Saturday, June 15, 2024

Estimated-tax-penalties balloon by four times in 2023 due to higher interest rates and a greedy, lazy IRS which just got tens of billions in new funding from Joe Biden but can't get its software updated

 The average estimated-tax penalty in fiscal-year 2023 climbed to about $500 from about $150 in 2022, according to Internal Revenue Service data. Meanwhile the number of affected tax filers rose to 14 million from 12 million. Overall, the agency assessed $7 billion in estimated-tax penalties in 2023, nearly four times the $1.8 billion it assessed in 2022. ...

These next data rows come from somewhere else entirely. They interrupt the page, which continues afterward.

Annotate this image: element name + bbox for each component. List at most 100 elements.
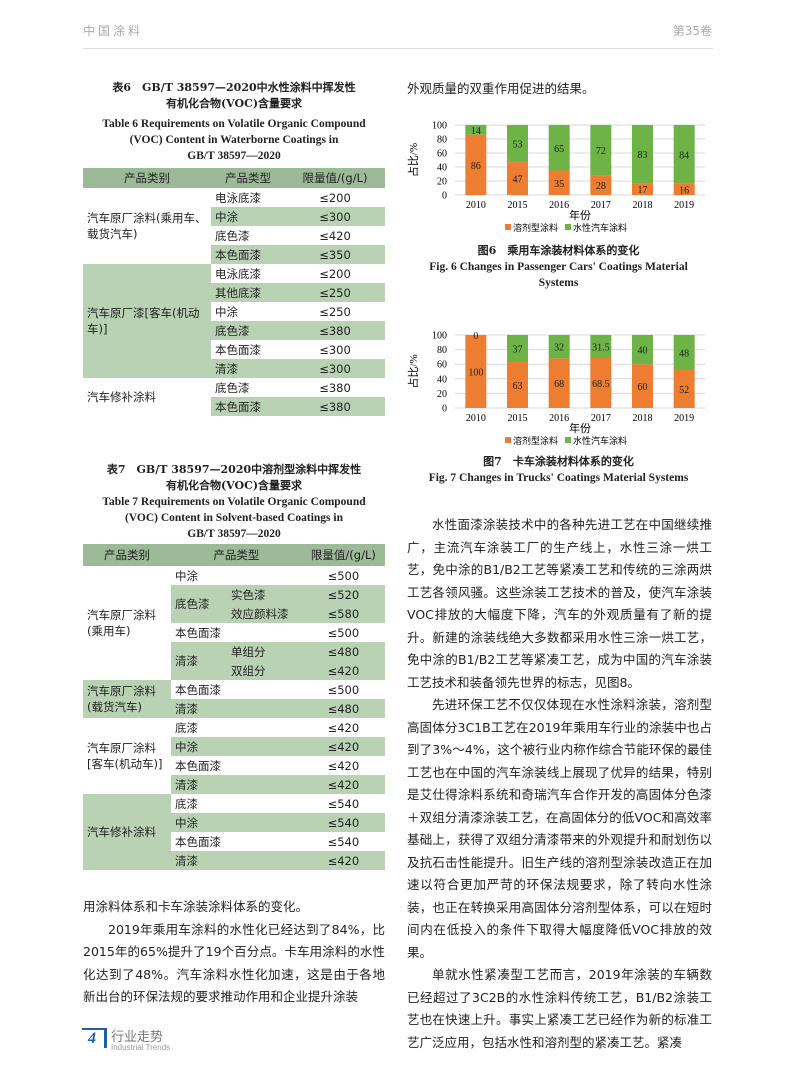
- y-tick-label: 60: [437, 149, 447, 160]
- limit-cell: ≤500: [327, 682, 360, 697]
- legend-label: 水性汽车涂料: [573, 435, 627, 446]
- table7-title-cn-2: 有机化合物(VOC)含量要求: [165, 479, 303, 492]
- legend-label: 溶剂型涂料: [513, 435, 558, 446]
- limit-cell: ≤250: [319, 304, 351, 319]
- col-header: 限量值/(g/L): [301, 544, 385, 566]
- data-label: 31.5: [592, 342, 610, 353]
- legend-swatch: [505, 437, 511, 443]
- limit-cell: ≤300: [285, 207, 385, 226]
- type-cell: 中涂: [171, 813, 302, 832]
- limit-cell: ≤500: [327, 625, 360, 640]
- type-cell: 本色面漆: [175, 834, 221, 849]
- limit-cell: ≤480: [327, 644, 360, 659]
- y-tick-label: 100: [432, 121, 447, 132]
- paragraph: 单就水性紧凑型工艺而言，2019年涂装的车辆数已经超过了3C2B的水性涂料传统工…: [407, 967, 712, 1050]
- bar-segment: [632, 335, 653, 365]
- data-label: 16: [679, 185, 689, 196]
- x-axis-label: 年份: [569, 208, 591, 222]
- bar-segment: [590, 335, 612, 358]
- bar-segment: [673, 335, 695, 371]
- type-cell: 底色漆: [175, 597, 210, 611]
- subtype-cell: 实色漆: [231, 587, 266, 602]
- table7-caption: 表7 GB/T 38597—2020中溶剂型涂料中挥发性 有机化合物(VOC)含…: [83, 462, 385, 542]
- limit-cell: ≤300: [285, 359, 385, 378]
- bar-segment: [632, 125, 653, 184]
- type-cell: 底色漆: [215, 228, 250, 243]
- data-label: 37: [513, 345, 523, 356]
- limit-cell: ≤420: [301, 737, 385, 756]
- bar-segment: [548, 125, 570, 171]
- table7-title-en-2: (VOC) Content in Solvent-based Coatings …: [125, 512, 343, 524]
- y-tick-label: 60: [437, 360, 447, 371]
- bar-segment: [632, 364, 653, 408]
- table7-title-en-3: GB/T 38597—2020: [187, 528, 281, 540]
- chart-fig6: 0 20 40 60 80 100 占比/% 86 14 2010 47 53 2015 35 65 2016…: [406, 121, 705, 233]
- type-cell: 中涂: [175, 568, 198, 583]
- data-label: 40: [638, 346, 648, 357]
- fig6-caption: 图6 乘用车涂装材料体系的变化 Fig. 6 Changes in Passen…: [405, 243, 712, 291]
- footer-accent-bar: [82, 1028, 106, 1030]
- type-cell: 电泳底漆: [215, 190, 261, 205]
- limit-cell: ≤200: [319, 266, 351, 281]
- limit-cell: ≤200: [319, 190, 351, 205]
- limit-cell: ≤540: [301, 813, 385, 832]
- limit-cell: ≤420: [319, 228, 351, 243]
- bar-segment: [548, 335, 570, 359]
- type-cell: 清漆: [211, 359, 286, 378]
- subtype-cell: 效应颜料漆: [231, 606, 289, 621]
- x-tick-label: 2016: [549, 200, 569, 211]
- legend-swatch: [505, 224, 511, 230]
- type-cell: 底漆: [175, 720, 198, 735]
- bar-segment: [507, 335, 528, 363]
- limit-cell: ≤380: [285, 321, 385, 340]
- x-tick-label: 2010: [466, 200, 486, 211]
- col-header: 产品类型: [211, 168, 286, 188]
- data-label: 83: [638, 150, 648, 161]
- col-header: 限量值/(g/L): [285, 168, 385, 188]
- type-cell: 底漆: [175, 796, 198, 811]
- x-axis-label: 年份: [569, 421, 591, 435]
- table6-title-en-3: GB/T 38597—2020: [187, 150, 281, 162]
- col-header: 产品类型: [171, 544, 302, 566]
- legend-label: 溶剂型涂料: [513, 222, 558, 233]
- limit-cell: ≤420: [327, 720, 360, 735]
- limit-cell: ≤380: [319, 380, 351, 395]
- data-label: 28: [596, 181, 606, 192]
- category-cell: 汽车修补涂料: [83, 794, 171, 870]
- x-tick-label: 2018: [633, 200, 653, 211]
- col-header: 产品类别: [83, 544, 171, 566]
- table6: 产品类别 产品类型 限量值/(g/L) 汽车原厂涂料(乘用车、载货汽车) 电泳底漆 ≤20…: [83, 168, 385, 416]
- bar-segment: [632, 183, 653, 195]
- paragraph: 2019年乘用车涂料的水性化已经达到了84%，比2015年的65%提升了19个百…: [83, 921, 385, 1005]
- y-tick-label: 0: [442, 404, 447, 415]
- x-tick-label: 2019: [674, 200, 694, 211]
- data-label: 52: [679, 385, 689, 396]
- data-label: 14: [471, 126, 481, 137]
- bar-segment: [590, 357, 612, 408]
- col-header: 产品类别: [83, 168, 211, 188]
- limit-cell: ≤420: [301, 775, 385, 794]
- table6-caption: 表6 GB/T 38597—2020中水性涂料中挥发性 有机化合物(VOC)含量…: [83, 80, 385, 164]
- footer-accent-bar-vertical: [104, 1028, 107, 1048]
- type-cell: 本色面漆: [215, 342, 261, 357]
- data-label: 32: [554, 343, 564, 354]
- chart-fig7: 0 20 40 60 80 100 占比/% 100 0 2010 63 37 2015 68 32 2016…: [406, 331, 705, 446]
- data-label: 48: [679, 349, 689, 360]
- bar-segment: [548, 170, 570, 195]
- type-cell: 本色面漆: [211, 397, 286, 416]
- section-title-cn: 行业走势: [111, 1030, 164, 1045]
- y-axis-label: 占比/%: [406, 143, 420, 177]
- limit-cell: ≤580: [327, 606, 360, 621]
- table6-title-en: Table 6 Requirements on Volatile Organic…: [102, 118, 366, 130]
- type-cell: 中涂: [171, 737, 302, 756]
- page-number: 4: [88, 1030, 96, 1047]
- y-tick-label: 80: [437, 135, 447, 146]
- y-tick-label: 20: [437, 177, 447, 188]
- category-cell: 汽车修补涂料: [87, 390, 156, 404]
- fig7-caption-cn: 图7 卡车涂装材料体系的变化: [483, 455, 634, 468]
- type-cell: 中涂: [215, 304, 238, 319]
- limit-cell: ≤540: [327, 834, 360, 849]
- bar-segment: [673, 125, 695, 184]
- y-axis-label: 占比/%: [406, 354, 420, 388]
- bar-segment: [548, 358, 570, 408]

Filers who don’t pay in enough tax throughout the year owe a penalty in the form of an interest charge on their underpayment that’s set quarterly. In 2021, the year that prompted most of the 2022 assessments, the IRS’s rate on underpayments was a rock-bottom 3%. The penalty is based on the short-term Treasury rate plus three points, and it climbed to 6% as rates rose in 2022. That pushed up charges on underpayments assessed the next year.

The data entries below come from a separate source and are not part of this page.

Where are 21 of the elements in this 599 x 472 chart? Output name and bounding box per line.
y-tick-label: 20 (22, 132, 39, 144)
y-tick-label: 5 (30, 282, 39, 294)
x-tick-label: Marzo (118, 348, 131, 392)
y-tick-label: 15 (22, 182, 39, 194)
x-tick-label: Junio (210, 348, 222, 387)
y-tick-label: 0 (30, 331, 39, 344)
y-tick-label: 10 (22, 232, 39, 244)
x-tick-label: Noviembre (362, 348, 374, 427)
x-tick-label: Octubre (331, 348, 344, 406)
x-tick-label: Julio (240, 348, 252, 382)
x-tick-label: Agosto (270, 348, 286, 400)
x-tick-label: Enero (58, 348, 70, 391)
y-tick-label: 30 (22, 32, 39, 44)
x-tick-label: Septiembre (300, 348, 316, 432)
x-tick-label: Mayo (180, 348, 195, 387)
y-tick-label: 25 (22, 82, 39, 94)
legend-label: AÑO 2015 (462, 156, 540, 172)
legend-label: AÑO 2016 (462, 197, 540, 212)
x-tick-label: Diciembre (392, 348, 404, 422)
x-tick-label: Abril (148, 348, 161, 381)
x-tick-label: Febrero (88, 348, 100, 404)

In 2023 the rate rose to 8% for the fourth quarter. It’s still there–so underpayment penalties will continue to sting taxpayers who owe them. ...

The IRS’s computers can impose undeserved penalties on some estimated-tax filers, because they automatically treat income as though it’s earned equally throughout the year. So if a filer does a fourth-quarter Roth IRA conversion and pays tax on it at that time, the system will assume the income was earned all through the year but the tax was only paid in the fourth quarter.